I've created a PageSigner oracle; but how do I get PageSigner to use it?

[garyrob]

I've created a PageSigner oracle according to the INSTALL instructions. Everything seems to have gone OK. But are there instructions for getting the PageSigner Chrome extension to use it rather than the server instance you are running? I haven't been able to find any. Should I just look at the PageSigner source, figure out how to modify it, and make my own version of the PageSigner extension?

Also, what port(s) should be open, etc....

Or, if you'd rather that people only use your server for actually using PageSigner, please let me know.

[themighty1]

Hey @garyrob, the steps are as follows:

1. Start an oracle AWS server (as per
   https://github.com/tlsnotary/pagesigner-oracles/blob/master/INSTALL) and open
   all its incoming ports.

2. Use (https://github.com/tlsnotary/pagesigner-oracles/blob/master/aws_query.py)
   to create an input for URLFetcher.

3. Start URLFetcher Nitro enclave as per
   (https://github.com/tlsnotary/URLFetcher) and feed the input from Step2 to it.
   The output will be the URLFetcher document. (takes ~20 mins)

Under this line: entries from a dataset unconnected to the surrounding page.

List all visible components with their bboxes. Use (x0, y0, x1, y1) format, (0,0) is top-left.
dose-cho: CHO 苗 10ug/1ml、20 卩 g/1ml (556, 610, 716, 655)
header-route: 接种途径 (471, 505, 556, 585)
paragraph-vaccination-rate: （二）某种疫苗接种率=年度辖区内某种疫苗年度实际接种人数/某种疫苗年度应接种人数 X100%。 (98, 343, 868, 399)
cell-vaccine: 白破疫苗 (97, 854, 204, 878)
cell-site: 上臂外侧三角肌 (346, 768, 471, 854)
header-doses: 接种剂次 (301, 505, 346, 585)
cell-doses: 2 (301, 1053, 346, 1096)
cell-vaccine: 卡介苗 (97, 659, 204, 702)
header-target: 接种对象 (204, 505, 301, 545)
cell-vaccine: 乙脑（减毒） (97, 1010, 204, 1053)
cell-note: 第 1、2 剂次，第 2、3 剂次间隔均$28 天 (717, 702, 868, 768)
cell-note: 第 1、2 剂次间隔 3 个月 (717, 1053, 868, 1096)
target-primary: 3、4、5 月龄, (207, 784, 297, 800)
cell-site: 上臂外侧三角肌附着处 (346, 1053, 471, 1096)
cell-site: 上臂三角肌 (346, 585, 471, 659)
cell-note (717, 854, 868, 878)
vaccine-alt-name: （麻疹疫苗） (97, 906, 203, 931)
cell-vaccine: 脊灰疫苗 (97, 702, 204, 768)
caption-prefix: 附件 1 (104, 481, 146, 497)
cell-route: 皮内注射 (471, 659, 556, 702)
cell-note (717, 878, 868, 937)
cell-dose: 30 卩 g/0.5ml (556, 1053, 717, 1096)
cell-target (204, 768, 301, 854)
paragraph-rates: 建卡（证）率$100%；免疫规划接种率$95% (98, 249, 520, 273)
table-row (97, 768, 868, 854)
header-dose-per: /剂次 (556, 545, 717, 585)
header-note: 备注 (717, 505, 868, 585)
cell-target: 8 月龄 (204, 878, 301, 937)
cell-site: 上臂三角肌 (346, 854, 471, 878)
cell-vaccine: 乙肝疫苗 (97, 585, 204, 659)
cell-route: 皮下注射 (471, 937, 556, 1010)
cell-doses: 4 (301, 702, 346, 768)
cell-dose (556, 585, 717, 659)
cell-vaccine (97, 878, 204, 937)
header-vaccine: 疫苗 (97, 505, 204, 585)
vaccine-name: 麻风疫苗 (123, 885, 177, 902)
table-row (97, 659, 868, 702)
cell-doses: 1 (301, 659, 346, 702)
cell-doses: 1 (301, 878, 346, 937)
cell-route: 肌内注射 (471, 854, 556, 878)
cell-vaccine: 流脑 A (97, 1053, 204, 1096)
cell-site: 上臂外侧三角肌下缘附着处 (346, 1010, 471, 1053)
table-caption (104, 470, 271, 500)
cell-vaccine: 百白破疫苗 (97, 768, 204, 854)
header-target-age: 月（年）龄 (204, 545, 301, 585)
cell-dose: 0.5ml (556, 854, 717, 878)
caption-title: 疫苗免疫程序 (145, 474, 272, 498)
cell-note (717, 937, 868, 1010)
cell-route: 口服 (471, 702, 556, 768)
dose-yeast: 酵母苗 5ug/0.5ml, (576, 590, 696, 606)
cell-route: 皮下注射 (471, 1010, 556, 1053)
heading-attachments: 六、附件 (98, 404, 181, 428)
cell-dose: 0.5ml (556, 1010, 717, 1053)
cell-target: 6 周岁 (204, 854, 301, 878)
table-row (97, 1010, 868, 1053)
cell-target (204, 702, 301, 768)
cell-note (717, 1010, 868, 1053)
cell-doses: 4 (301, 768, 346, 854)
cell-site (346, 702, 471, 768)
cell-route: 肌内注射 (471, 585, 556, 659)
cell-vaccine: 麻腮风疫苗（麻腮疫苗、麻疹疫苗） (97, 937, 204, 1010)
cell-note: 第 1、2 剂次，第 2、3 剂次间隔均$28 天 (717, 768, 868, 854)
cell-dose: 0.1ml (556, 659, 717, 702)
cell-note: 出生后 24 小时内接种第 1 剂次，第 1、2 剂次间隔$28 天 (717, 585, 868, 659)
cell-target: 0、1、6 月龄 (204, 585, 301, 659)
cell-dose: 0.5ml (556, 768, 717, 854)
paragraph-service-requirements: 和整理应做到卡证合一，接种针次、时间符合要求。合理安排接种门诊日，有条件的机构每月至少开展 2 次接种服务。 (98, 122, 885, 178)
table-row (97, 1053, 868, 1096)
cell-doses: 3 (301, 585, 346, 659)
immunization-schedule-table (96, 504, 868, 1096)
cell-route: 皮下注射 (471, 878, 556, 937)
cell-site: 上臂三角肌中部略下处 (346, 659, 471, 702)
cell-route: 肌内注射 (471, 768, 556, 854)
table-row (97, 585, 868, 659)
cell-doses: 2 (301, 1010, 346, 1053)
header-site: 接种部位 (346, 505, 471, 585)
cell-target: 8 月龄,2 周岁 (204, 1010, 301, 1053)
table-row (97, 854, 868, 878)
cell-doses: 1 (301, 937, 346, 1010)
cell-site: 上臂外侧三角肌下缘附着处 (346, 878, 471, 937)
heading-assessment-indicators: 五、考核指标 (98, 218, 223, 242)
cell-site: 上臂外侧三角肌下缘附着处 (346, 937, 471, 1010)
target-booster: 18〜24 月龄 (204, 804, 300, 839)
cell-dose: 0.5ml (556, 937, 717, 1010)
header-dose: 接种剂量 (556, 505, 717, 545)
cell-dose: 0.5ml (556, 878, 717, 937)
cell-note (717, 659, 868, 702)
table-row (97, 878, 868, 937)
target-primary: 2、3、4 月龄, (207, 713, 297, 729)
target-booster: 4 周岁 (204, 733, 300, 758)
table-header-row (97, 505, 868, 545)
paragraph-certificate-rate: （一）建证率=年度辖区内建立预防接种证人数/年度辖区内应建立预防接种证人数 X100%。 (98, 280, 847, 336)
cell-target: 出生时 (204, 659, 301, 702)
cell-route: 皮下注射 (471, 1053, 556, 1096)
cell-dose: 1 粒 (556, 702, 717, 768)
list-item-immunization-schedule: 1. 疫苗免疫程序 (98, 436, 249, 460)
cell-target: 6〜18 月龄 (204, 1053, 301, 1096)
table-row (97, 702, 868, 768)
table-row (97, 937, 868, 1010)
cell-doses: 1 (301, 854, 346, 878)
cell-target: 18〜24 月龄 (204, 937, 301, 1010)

4. Feed the URLFetcher document (from Step 3) to the oracle machine (from Step 1) by
   doing curl --data-binary '@URLFetcherDoc' 127.0.0.1:10012/setURLFetcherDoc
   Replace 127.0.0.1 with the actual IP address of the oracle machine.
   If you make a mistake in this Step, you'll have to restart all the steps above. There is only one attempt to feed the URLFetcherDoc to it.

5. Modify PageSigner's (https://github.com/tlsnotary/PageSigner/blob/master/core/globals.js)
   to have defaultNotaryIP: 'oracle IP here'

6. By default PageSigner works only with oracle machines set up by the TLSNotary devs, so you'll have to comment out this line https://github.com/tlsnotary/PageSigner/blob/c94618d146c9243d15b1a087f74bc3ed0397fdde/core/oracles.js#L281 which says:
   assert(AWSAccessKeyId === 'AKIAI2NJVYXCCAQDCC5Q');

I hope I didnt miss any steps. Please let me know if there are problems along the way. Thanks.

[garyrob]

Thanks for those instructions!

aws_query.py asks for "AWS-ID" "AWS-secret"... So, I think that means my IAM Access Key Id and Secret Access Key? Sorry for the newbie questions and thank you again for your patience...

I'm asking because, while I can find an AWS ID for my top-level (non-IAM) account, a) I don't see a secret key for that, and b) I think we're supposed to use IAM in general.

[themighty1]

These are access key ID and secret access key for the root user of the AWS account.
Log in as root, click top right corner -> security credentials -> access key dropdown -> create new aceess key
Yes, in general we would use the IAM account for day-to-day AWS operations. But for our purposes we want to prove that the AWS machine was set up correctly, so we need to prove it from a root account which has all the priviledges and all API access.

[garyrob]

Is it OK that I created the AMI from an IAM account or should I have used the root user?

[themighty1]

I think it will work for iam user if you comment out this line which checks for root user:

https://github.com/tlsnotary/PageSigner/blob/c94618d146c9243d15b1a087f74bc3ed0397fdde/core/oracles.js#L189

[garyrob]

Hmm... sounds like the most secure solution might be to just have a separate, dedicated AWS account just for the oracle, using the root. Does that make sense?

[themighty1]

I'm not sure why you suggest it to be a separate AWS account. Any AWS account with the root user will work. It can be an already existing AWS account.

[garyrob]

I tend to be a cautious guy, at least one the cost is low for being cautious! Amazon says: "We strongly recommend that you do not use the root user for your everyday tasks, even the administrative ones. Instead, use your root user credentials only to create your IAM admin user."

So if the natural flow with TLSNotary is to use the root, and especially if the subject matter being notarized could mean that somebody might want to make an attempt to manipulate it, it seems to make sense to protect other AWS stuff by having a different account for unrelated operations. I mean, the cost is low for doing so, so that's just my instinct.

[themighty1]

Yes, the ultimate solution is just to have a separate AWS account and launch the oracle as the root user.

I'm gonna explain the potential pitfall of running the oracle server from iam instead of the root account:

doing so, may open up an attack vector, i.e. that the oracle server was launched maliciously which will give the AWS account owner the ability pump out fake notarization proofs. That's the only attack possible.
We are not trying to defend against e.g. the client stealing the AWS root account credentials because that is not possible in our setup.
If the oracle server is launched from an iam account, it is potentially possible that the HTTP API calls (which are used to prove the oracle setup correctness) will report only partial information about the running instance.
That's why we run it from the root account and create the HTTP API calls on behalf of the user root, so that we can be sure that APIs report full information.